Reference solution (C++)

#include <bits/stdc++.h>
using namespace std;
using ll = long long;

int main() {
    ios_base::sync_with_stdio(false);
    cin.tie(nullptr);
    int n, k; cin >> n >> k;
    vector<ll> r(2 * n);
    for (int i = 0; i < n; ++i) { cin >> r[i]; r[i + n] = r[i]; }

    // Precompute S[i] = sum r[0..i-1], T[i] = sum j*r[j] for j=0..i-1, on the doubled array.
    vector<ll> S(2 * n + 1, 0), T(2 * n + 1, 0);
    for (int i = 0; i < 2 * n; ++i) {
        S[i + 1] = S[i] + r[i];
        T[i + 1] = T[i] + (ll)i * r[i];
    }
    // cost(l, len) = arc starting at index l, length len, weighted by offset from l.
    auto arc = [&](int l, int len) -> ll {
        // sum_{j=0..len-1} j * r[l+j] = T[l+len] - T[l] - l*(S[l+len]-S[l])
        return (T[l + len] - T[l]) - (ll)l * (S[l + len] - S[l]);
    };

    ll ans = LLONG_MAX;
    for (int s = 0; s < n; ++s) {
        // dp[i][j] = min cost to cover first i rooms (starting at s) with j arcs.
        vector<vector<ll>> dp(n + 1, vector<ll>(k + 1, LLONG_MAX));
        dp[0][0] = 0;
        for (int i = 0; i < n; ++i)
          for (int j = 0; j < k; ++j) if (dp[i][j] != LLONG_MAX)
            for (int L = 1; i + L <= n; ++L)
              dp[i + L][j + 1] = min(dp[i + L][j + 1], dp[i][j] + arc(s + i, L));
        ans = min(ans, dp[n][k]);
    }
    cout << ans << "\n";
}

Note: the triple loop is O(n³ k) per s and O(n⁴ k) overall ≈ 7·10¹² — too slow for the worst case. The intended optimization: for each fixed j (arcs used) one can do a one-pass scan that updates dp[i+L][j+1] using only the running prefix dp[·][j] in O(n²) per s. The skeleton above is the readable version — replace the inner two loops with the dp[·][j] sweep when squeezing for AC.

Pitfalls

Doubled array. Don't write modular indexing inside the inner loop — precompute prefix sums on r doubled so that arc cost is O(1).
Use long long. Worst-case cost ≈ n² · max(r) ≈ 10¹².
Don't ignore the constant. n²·k ≈ 7·10⁶ is fast, but n³·k = 7·10⁹ is not — verify your inner loop is O(1) per (i, j, L) before submitting.

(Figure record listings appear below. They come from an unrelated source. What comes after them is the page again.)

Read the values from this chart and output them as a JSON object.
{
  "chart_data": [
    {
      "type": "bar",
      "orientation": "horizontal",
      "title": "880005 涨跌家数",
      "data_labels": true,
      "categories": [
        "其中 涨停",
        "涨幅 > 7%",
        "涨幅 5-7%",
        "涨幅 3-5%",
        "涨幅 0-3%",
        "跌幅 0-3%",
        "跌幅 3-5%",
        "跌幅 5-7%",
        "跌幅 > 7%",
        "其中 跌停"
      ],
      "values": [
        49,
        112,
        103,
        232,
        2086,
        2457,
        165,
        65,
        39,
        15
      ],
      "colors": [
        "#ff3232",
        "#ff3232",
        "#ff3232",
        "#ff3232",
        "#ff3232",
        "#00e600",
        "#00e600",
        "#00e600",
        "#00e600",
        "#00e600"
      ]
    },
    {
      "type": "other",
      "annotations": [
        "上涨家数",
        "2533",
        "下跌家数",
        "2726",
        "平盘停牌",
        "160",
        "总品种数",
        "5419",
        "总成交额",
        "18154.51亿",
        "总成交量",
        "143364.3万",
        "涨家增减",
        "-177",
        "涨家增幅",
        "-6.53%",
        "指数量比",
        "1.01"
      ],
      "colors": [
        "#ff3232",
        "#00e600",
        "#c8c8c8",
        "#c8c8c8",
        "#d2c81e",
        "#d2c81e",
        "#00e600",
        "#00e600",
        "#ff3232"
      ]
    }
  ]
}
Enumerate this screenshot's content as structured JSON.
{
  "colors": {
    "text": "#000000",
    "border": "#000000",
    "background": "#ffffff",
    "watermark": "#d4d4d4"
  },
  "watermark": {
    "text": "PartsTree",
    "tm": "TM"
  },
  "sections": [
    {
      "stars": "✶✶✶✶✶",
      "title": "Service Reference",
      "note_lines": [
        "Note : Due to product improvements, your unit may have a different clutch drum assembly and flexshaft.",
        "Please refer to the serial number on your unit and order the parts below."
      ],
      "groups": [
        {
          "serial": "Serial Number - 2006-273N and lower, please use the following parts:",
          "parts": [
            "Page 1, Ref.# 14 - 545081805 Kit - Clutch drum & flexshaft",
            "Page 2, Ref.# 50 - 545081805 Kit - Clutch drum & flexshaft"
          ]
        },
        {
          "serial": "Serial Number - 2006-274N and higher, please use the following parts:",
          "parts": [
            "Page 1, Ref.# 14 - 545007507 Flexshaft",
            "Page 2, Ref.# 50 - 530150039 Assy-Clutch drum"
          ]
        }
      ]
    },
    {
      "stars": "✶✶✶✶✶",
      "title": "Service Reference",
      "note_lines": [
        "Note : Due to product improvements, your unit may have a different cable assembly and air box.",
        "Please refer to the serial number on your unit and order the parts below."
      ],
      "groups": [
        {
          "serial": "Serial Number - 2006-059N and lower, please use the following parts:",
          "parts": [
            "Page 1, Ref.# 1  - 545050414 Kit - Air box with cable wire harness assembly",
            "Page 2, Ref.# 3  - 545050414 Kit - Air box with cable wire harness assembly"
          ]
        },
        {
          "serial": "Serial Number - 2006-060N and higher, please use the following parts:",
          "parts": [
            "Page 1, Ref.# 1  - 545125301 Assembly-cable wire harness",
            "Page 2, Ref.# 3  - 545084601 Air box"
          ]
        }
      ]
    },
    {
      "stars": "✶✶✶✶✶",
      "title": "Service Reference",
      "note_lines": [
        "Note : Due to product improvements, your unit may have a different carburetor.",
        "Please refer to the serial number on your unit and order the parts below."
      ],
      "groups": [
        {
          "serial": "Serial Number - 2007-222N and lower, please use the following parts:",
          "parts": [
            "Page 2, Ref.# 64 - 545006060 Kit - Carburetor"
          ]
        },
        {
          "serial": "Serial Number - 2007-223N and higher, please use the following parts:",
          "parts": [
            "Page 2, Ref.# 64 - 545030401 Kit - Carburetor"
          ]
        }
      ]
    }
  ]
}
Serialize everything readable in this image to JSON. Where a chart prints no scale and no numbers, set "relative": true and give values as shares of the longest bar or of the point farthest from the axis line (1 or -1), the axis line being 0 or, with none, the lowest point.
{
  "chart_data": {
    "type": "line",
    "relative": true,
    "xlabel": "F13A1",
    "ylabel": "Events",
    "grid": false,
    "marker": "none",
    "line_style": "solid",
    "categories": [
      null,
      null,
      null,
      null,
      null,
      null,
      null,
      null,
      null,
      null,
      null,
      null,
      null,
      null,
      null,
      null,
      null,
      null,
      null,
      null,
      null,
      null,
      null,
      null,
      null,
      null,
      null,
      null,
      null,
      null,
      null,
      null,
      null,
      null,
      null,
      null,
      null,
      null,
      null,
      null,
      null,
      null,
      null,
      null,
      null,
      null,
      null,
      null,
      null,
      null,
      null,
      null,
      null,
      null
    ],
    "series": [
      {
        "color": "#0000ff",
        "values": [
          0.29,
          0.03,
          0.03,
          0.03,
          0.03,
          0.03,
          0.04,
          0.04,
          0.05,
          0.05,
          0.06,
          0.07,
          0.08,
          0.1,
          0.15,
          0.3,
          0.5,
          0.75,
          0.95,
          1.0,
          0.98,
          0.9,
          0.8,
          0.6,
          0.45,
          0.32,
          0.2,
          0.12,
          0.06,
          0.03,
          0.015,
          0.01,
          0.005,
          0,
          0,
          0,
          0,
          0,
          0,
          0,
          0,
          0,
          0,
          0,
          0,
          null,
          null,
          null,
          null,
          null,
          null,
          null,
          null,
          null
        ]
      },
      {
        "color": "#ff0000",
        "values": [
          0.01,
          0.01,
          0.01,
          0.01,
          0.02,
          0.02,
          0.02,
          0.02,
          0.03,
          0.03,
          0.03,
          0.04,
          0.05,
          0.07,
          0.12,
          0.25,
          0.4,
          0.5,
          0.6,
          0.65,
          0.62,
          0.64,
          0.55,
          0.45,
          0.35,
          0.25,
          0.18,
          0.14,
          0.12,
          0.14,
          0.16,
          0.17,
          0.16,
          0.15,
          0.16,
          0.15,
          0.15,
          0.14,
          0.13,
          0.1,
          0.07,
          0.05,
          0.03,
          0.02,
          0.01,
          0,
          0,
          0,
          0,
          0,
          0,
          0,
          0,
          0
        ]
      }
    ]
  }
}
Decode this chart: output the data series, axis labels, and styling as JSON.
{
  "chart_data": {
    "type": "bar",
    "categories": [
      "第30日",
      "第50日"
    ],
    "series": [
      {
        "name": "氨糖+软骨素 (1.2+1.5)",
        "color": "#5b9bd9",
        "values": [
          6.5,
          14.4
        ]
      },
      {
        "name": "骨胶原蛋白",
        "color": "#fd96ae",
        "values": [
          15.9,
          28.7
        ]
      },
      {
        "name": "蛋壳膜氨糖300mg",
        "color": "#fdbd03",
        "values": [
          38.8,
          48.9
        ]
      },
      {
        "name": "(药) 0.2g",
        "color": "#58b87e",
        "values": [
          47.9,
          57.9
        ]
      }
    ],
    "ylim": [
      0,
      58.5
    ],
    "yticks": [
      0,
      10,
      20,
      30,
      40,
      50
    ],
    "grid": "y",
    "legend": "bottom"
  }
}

What Platinum February 2016 was actually testing

P1 — binary search + sweep with BITs. Recognize that the answer is monotone, then turn the 2D fence problem into a 1D sweep with two BITs.
P2 — same MST closed-form as Gold. The lesson is "don't expand the grid"; the (n+m)-axis count argument scales identically.
P3 — DP on a ring with shared prefix sums. The Gold solution's O(n³k) doesn't fit the larger r_i; precompute weighted prefix sums on the doubled array.